De tenlastelegging staat in de bijlage.
De rechtbank leest de in de tweede regel van het onder 1 ten laste gelegde vermelde datum “26 juli” verbeterd als “26 juli 2016”, omdat van een kennelijke misslag sprake is. De verdachte wordt hierdoor niet in zijn verdediging geschaad.
4 Bewezenverklaring
De rechtbank vindt op grond van de bewijsmiddelen in rubriek 3.4 bewezen dat verdachte
1. Primair
in de periode van 4 maart 2016 tot en met 1 juli 2016 in Nederland, in de hoedanigheid van feitelijk bestuurder van [bedrijf 1] , terwijl [bedrijf 1] bij vonnis van de Rechtbank Den Haag van 25 juli 2017 in staat van faillissement is verklaard, ter bedrieglijke verkorting van de rechten van een van haar, [bedrijf 1] , schuldeisers, ongeveer 1,2 miljoen euro aan de boedel heeft onttrokken, door facturen van [bedrijf 1] aan debiteuren van [bedrijf 1] te sturen met daarop het bankrekeningnummer van [bedrijf 2] , waarna de debiteuren aan [bedrijf 2] hebben betaald in plaats van aan [bedrijf 1]
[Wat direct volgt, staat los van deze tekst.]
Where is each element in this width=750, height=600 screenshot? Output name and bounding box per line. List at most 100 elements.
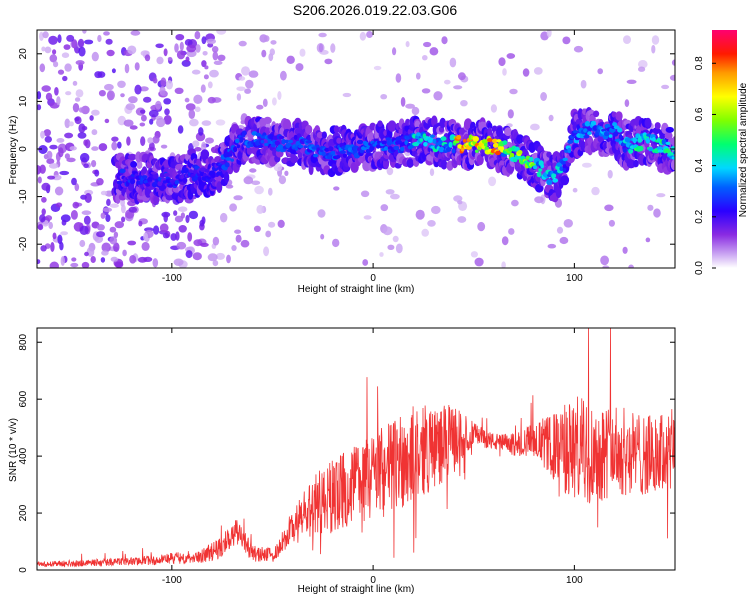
- spectral-cell: [635, 133, 641, 139]
- spectral-cell: [72, 80, 78, 86]
- spectral-cell: [286, 55, 295, 64]
- spectral-cell: [332, 238, 340, 248]
- y-tick-label: 20: [18, 48, 29, 60]
- spectral-cell: [457, 200, 463, 205]
- spectral-cell: [262, 98, 268, 108]
- colorbar-tick-label: 0.0: [694, 261, 705, 275]
- spectral-cell: [194, 31, 201, 40]
- spectral-cell: [122, 249, 127, 257]
- spectral-cell: [173, 258, 184, 266]
- spectrogram-cells: [37, 30, 675, 268]
- spectral-cell: [91, 129, 98, 136]
- spectral-cell: [608, 219, 616, 227]
- spectral-cell: [562, 168, 567, 173]
- spectral-cell: [249, 168, 257, 173]
- spectral-cell: [202, 51, 208, 56]
- spectral-cell: [56, 96, 61, 106]
- spectral-cell: [272, 97, 277, 106]
- spectral-cell: [230, 158, 234, 162]
- spectral-cell: [60, 231, 68, 236]
- spectral-cell: [562, 36, 571, 45]
- spectral-cell: [130, 30, 141, 36]
- spectral-cell: [441, 36, 448, 45]
- spectral-cell: [186, 44, 197, 53]
- spectral-cell: [54, 87, 59, 96]
- spectral-cell: [207, 81, 213, 89]
- spectral-cell: [91, 146, 99, 151]
- spectral-cell: [633, 159, 639, 168]
- spectral-cell: [328, 146, 334, 152]
- spectral-cell: [490, 104, 497, 113]
- spectral-cell: [43, 129, 51, 137]
- spectral-cell: [580, 79, 587, 89]
- spectral-cell: [98, 143, 108, 152]
- spectral-cell: [423, 142, 428, 147]
- spectral-cell: [462, 139, 467, 143]
- spectral-cell: [121, 216, 126, 223]
- spectral-cell: [170, 233, 177, 241]
- spectral-cell: [110, 256, 119, 262]
- spectral-cell: [163, 48, 168, 57]
- spectral-cell: [216, 30, 227, 35]
- spectral-cell: [653, 208, 661, 218]
- spectral-cell: [165, 80, 173, 90]
- spectral-cell: [156, 56, 164, 65]
- spectral-cell: [198, 127, 204, 136]
- spectral-cell: [273, 163, 283, 172]
- spectral-cell: [298, 144, 304, 149]
- spectral-cell: [560, 175, 570, 186]
- spectral-cell: [184, 39, 193, 46]
- spectral-cell: [215, 252, 225, 260]
- snr-panel: -100 0 100 0 200 400 600 800 Height of straigh…: [8, 327, 676, 595]
- spectral-cell: [193, 94, 203, 105]
- spectral-cell: [277, 144, 284, 151]
- spectral-cell: [48, 221, 53, 230]
- spectral-cell: [39, 63, 46, 73]
- spectral-cell: [91, 51, 99, 62]
- colorbar-tick-label: 0.2: [694, 209, 705, 223]
- spectral-cell: [321, 151, 326, 157]
- colorbar-tick-label: 0.6: [694, 107, 705, 121]
- spectral-cell: [96, 178, 104, 186]
- spectral-cell: [546, 30, 552, 38]
- spectral-cell: [508, 147, 512, 152]
- spectral-cell: [160, 77, 167, 87]
- spectral-cell: [274, 140, 281, 146]
- spectral-cell: [638, 59, 648, 69]
- spectral-cell: [359, 31, 367, 41]
- spectral-cell: [45, 215, 53, 221]
- spectral-cell: [270, 40, 277, 45]
- spectral-cell: [175, 34, 185, 41]
- spectral-cell: [416, 132, 421, 137]
- spectral-cell: [563, 219, 573, 228]
- spectral-cell: [57, 69, 65, 75]
- spectral-cell: [96, 224, 105, 231]
- spectral-cell: [45, 92, 53, 101]
- spectral-cell: [119, 168, 126, 174]
- spectral-cell: [160, 144, 168, 149]
- spectral-cell: [438, 146, 445, 153]
- spectral-cell: [670, 159, 675, 171]
- spectral-cell: [127, 153, 137, 161]
- spectral-cell: [492, 138, 498, 144]
- spectral-cell: [97, 34, 102, 43]
- spectral-cell: [147, 176, 153, 183]
- spectral-cell: [48, 163, 59, 169]
- spectral-cell: [533, 165, 538, 170]
- spectral-cell: [159, 223, 169, 233]
- spectral-cell: [431, 115, 438, 128]
- spectral-cell: [200, 242, 209, 247]
- spectral-cell: [100, 190, 108, 196]
- spectral-cell: [212, 260, 219, 267]
- spectral-cell: [123, 119, 134, 127]
- spectral-cell: [229, 150, 234, 154]
- spectral-cell: [177, 125, 184, 134]
- spectral-cell: [522, 68, 530, 77]
- spectral-cell: [511, 199, 519, 207]
- y-tick-label: 0: [18, 567, 29, 573]
- spectral-cell: [560, 160, 566, 165]
- spectral-cell: [100, 257, 106, 263]
- spectral-cell: [235, 234, 242, 243]
- spectral-cell: [440, 159, 448, 170]
- spectral-cell: [51, 174, 62, 181]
in de periode van 1 juli 2016 tot en met 26 juli 2017, in Nederland, in zijn hoedanigheid van feitelijk bestuurder van [bedrijf 1] , terwijl [bedrijf 1] bij vonnis van de Rechtbank Den Haag van 25 juli 2017 in staat van faillissement is verklaard, wetende dat hierdoor een schuldeiser in zijn verhaalsmogelijkheden werd benadeeld, voor de intreding van het faillissement ongeveer 1,2 miljoen euro aan de boedel heeft onttrokken, door facturen van [bedrijf 1] aan debiteuren van [bedrijf 1] te sturen met daarop het bankrekeningnummer van [bedrijf 2] , waarna de debiteuren aan [bedrijf 2] hebben betaald in plaats van aan [bedrijf 1] ;
2. Primair:
in de periode van 1 juli 2016 tot en met 1 februari 2021 in Nederland, in zijn hoedanigheid van feitelijk bestuurder van [bedrijf 1] , terwijl [bedrijf 1] bij vonnis van de Rechtbank Den Haag van 25 juli 2017 in staat van faillissement is verklaard, tijdens het faillissement van de rechtspersoon desgevraagd opzettelijk niet terstond, overeenkomstig de op hem rustende wettelijke verplichtingen ter zake, een ingevolge de wettelijke verplichtingen, zoals beschreven in artikel 15i eerste lid boek 3 van het Burgerlijk Wetboek, gevoerde en bewaarde administratie en de daartoe behorende boeken, bescheiden en andere gegevensdragers in ongeschonden vorm aan de curator heeft verstrekt, en voor dat faillissement, opzettelijk niet heeft voldaan aan de wettelijke verplichtingen, zoals beschreven in artikel 15i eerste lid boek 3 van het Burgerlijk Wetboek, tot het voeren van een administratie en/of het bewaren van de daartoe behorende boeken, bescheiden en andere gegevensdragers, ten gevolge waarvan de afhandeling wordt bemoeilijkt;
3.
in de periode van 25 juli 2017 tot en met 5 februari 2021 in Nederland, als feitelijk bestuurder van een rechtspersoon, te weten [bedrijf 1] , terwijl [bedrijf 1] bij vonnis van de Rechtbank Den Haag van 25 juli 2017 in staat van faillissement is verklaard, en ingevolge artikel 105 juncto 106 faillissementswet verplicht is voor de curator alle inlichtingen te verschaffen zo dikwijls hij daartoe wordt opgeroepen, heeft geweigerd de vereiste inlichtingen te geven.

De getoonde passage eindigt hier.